Personal information
- Full name: Jakob Kiilerich Rask
- Date of birth: 10 May 2000 (age 26)
- Place of birth: Horsens, Denmark
- Height: 1.90 m (6 ft 3 in)
- Position: Centre-back

Team information
- Current team: Zulte Waregem
- Number: 5

Youth career
- 0000–2019: Horsens

Senior career*
- Years: Team / Apps / (Gls)
- 2019–2024: Kolding / 113 / (7)
- 2024: → Mjällby (loan) / 21 / (2)
- 2025: Mjällby / 17 / (1)
- 2025–: Zulte Waregem / 29 / (0)

= Jakob Kiilerich =

Danish footballer (born 2000)

Jakob Kiilerich Rask (born 10 May 2000) is a Danish footballer who plays as a centre-back for Belgian Pro League club Zulte Waregem.

==Career==
He was born in Horsens. Playing for the academy of AC Horsens, he was lauded as the best player for the U17 team in the first half of the 2016–17 season.

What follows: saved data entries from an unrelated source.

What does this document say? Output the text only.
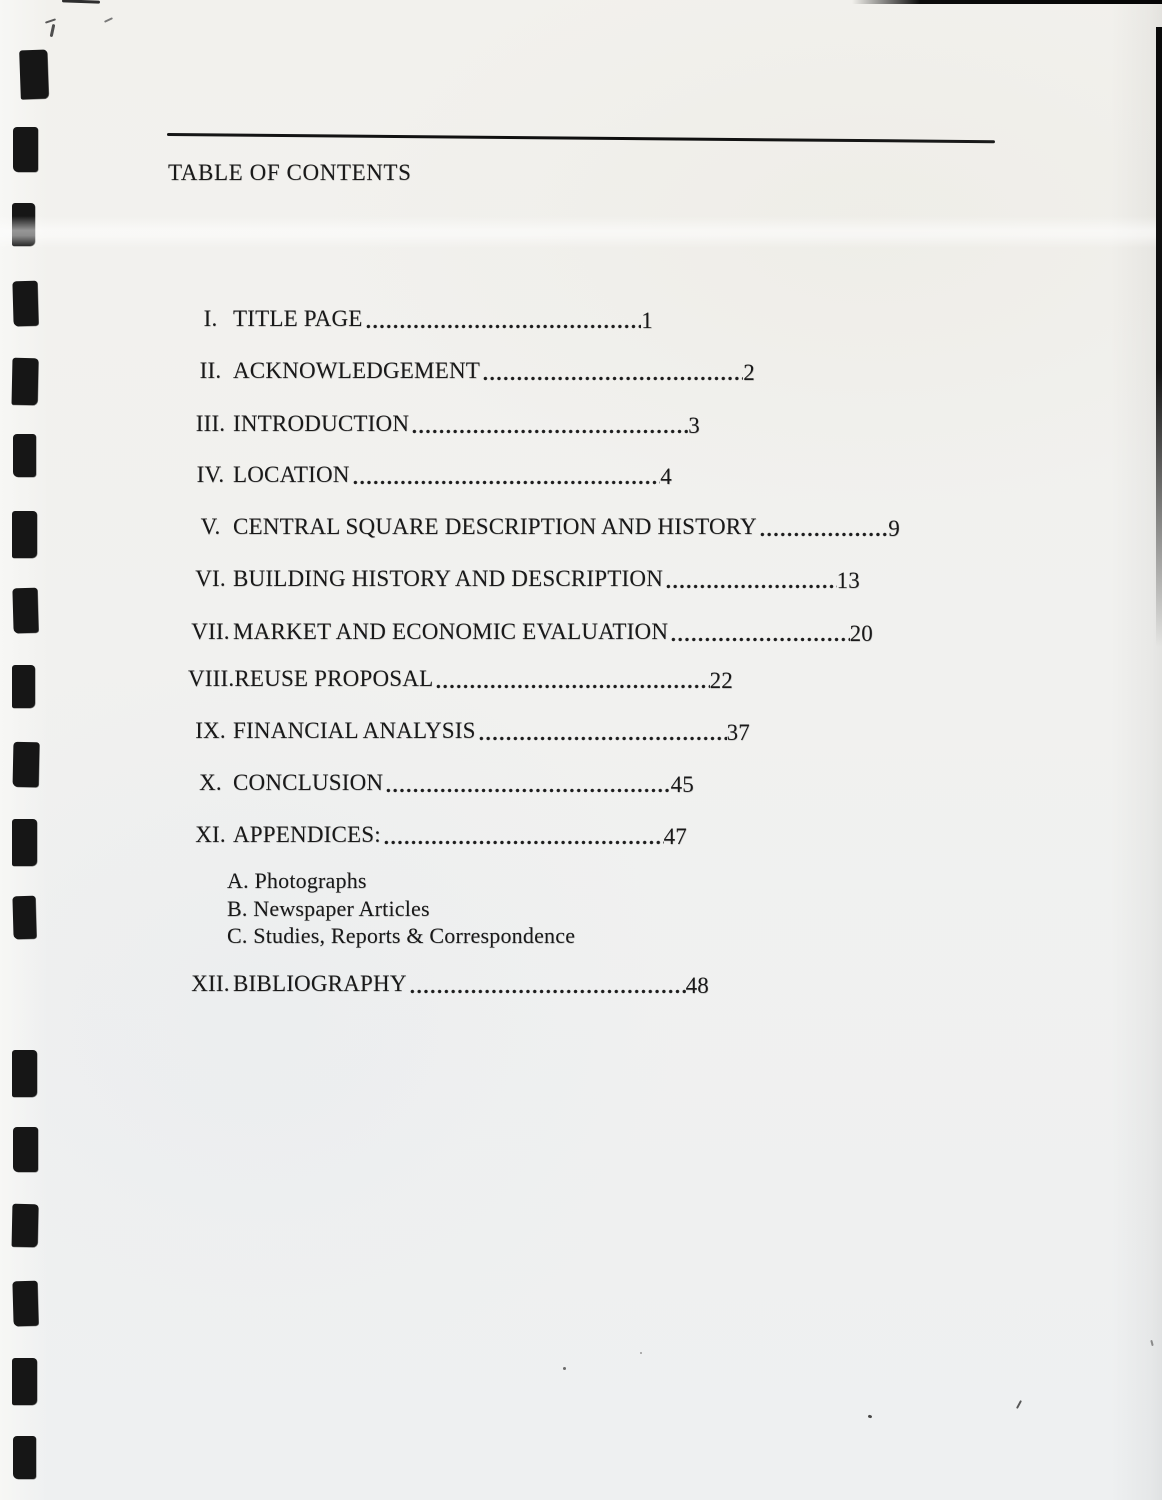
TABLE OF CONTENTS
I. TITLE PAGE	1
II. ACKNOWLEDGEMENT	2
III. INTRODUCTION	3
IV. LOCATION	4
V. CENTRAL SQUARE DESCRIPTION AND HISTORY	9
VI. BUILDING HISTORY AND DESCRIPTION	13
VII. MARKET AND ECONOMIC EVALUATION	20
VIII. REUSE PROPOSAL	22
IX. FINANCIAL ANALYSIS	37
X. CONCLUSION	45
XI. APPENDICES:	47
A. Photographs
B. Newspaper Articles
C. Studies, Reports & Correspondence
XII. BIBLIOGRAPHY	48
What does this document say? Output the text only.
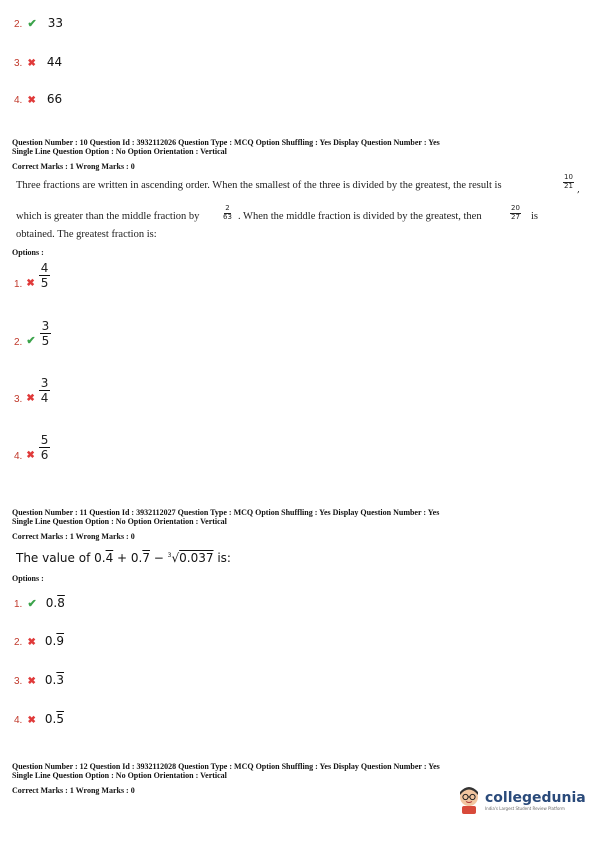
2. ✔ 33
3. ✖ 44
4. ✖ 66
Question Number : 10 Question Id : 3932112026 Question Type : MCQ Option Shuffling : Yes Display Question Number : Yes
Single Line Question Option : No Option Orientation : Vertical
Correct Marks : 1 Wrong Marks : 0
Three fractions are written in ascending order. When the smallest of the three is divided by the greatest, the result is	$\frac{10}{21}$ ,
which is greater than the middle fraction by	$\frac{2}{63}$ . When the middle fraction is divided by the greatest, then	$\frac{20}{27}$ is
obtained. The greatest fraction is:
Options :
1. ✖ $\frac{4}{5}$
2. ✔ $\frac{3}{5}$
3. ✖ $\frac{3}{4}$
4. ✖ $\frac{5}{6}$
Question Number : 11 Question Id : 3932112027 Question Type : MCQ Option Shuffling : Yes Display Question Number : Yes
Single Line Question Option : No Option Orientation : Vertical
Correct Marks : 1 Wrong Marks : 0
The value of 0.4 + 0.7 − $^3$√0.037 is:
Options :
1. ✔ 0.8
2. ✖ 0.9
3. ✖ 0.3
4. ✖ 0.5
Question Number : 12 Question Id : 3932112028 Question Type : MCQ Option Shuffling : Yes Display Question Number : Yes
Single Line Question Option : No Option Orientation : Vertical
Correct Marks : 1 Wrong Marks : 0	collegedunia
India's Largest Student Review Platform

Kiilerich started his senior career in Kolding IF, making his debut in the Danish 1st Division in 2019. In March 2024 he was loaned by Swedish Allsvenskan team Mjällby AIF. In his Allsvenskan debut on 21 April, he also scored a goal, though Mjällby lost 2–1. On 29 April, he scored his second goal, this time a decisive goal in a 3–2 victory over Kalmar. However, Kiilerich was accused of handballing as the goal went in, which would be illegal. Kiilerich claimed that the ball hit his shoulder, which is legal. No video gave a clear answer.

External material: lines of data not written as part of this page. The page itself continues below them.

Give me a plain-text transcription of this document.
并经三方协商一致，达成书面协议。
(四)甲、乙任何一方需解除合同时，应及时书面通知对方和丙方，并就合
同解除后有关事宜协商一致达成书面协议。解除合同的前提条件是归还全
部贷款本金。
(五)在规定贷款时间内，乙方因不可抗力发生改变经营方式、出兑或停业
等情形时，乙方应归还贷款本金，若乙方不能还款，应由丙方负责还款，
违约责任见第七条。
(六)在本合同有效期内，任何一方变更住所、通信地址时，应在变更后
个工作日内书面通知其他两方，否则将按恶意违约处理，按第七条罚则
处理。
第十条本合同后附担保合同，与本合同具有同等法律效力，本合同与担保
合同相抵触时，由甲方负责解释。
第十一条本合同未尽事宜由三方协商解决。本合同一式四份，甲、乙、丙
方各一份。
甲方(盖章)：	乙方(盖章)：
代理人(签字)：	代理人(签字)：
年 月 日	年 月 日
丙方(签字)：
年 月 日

On 30 September 2024, it was announced that Kiilerich would join Mjällby permanently in 2025.

On 3 August 2025, Kiilerich signed for Belgian Pro League club Zulte Waregem from Mjällby with immediate effect.

==Personal life==
When joining Mjällby he took up residence in Sölvesborg, being an immediate neighbour of five Mjällby teammates.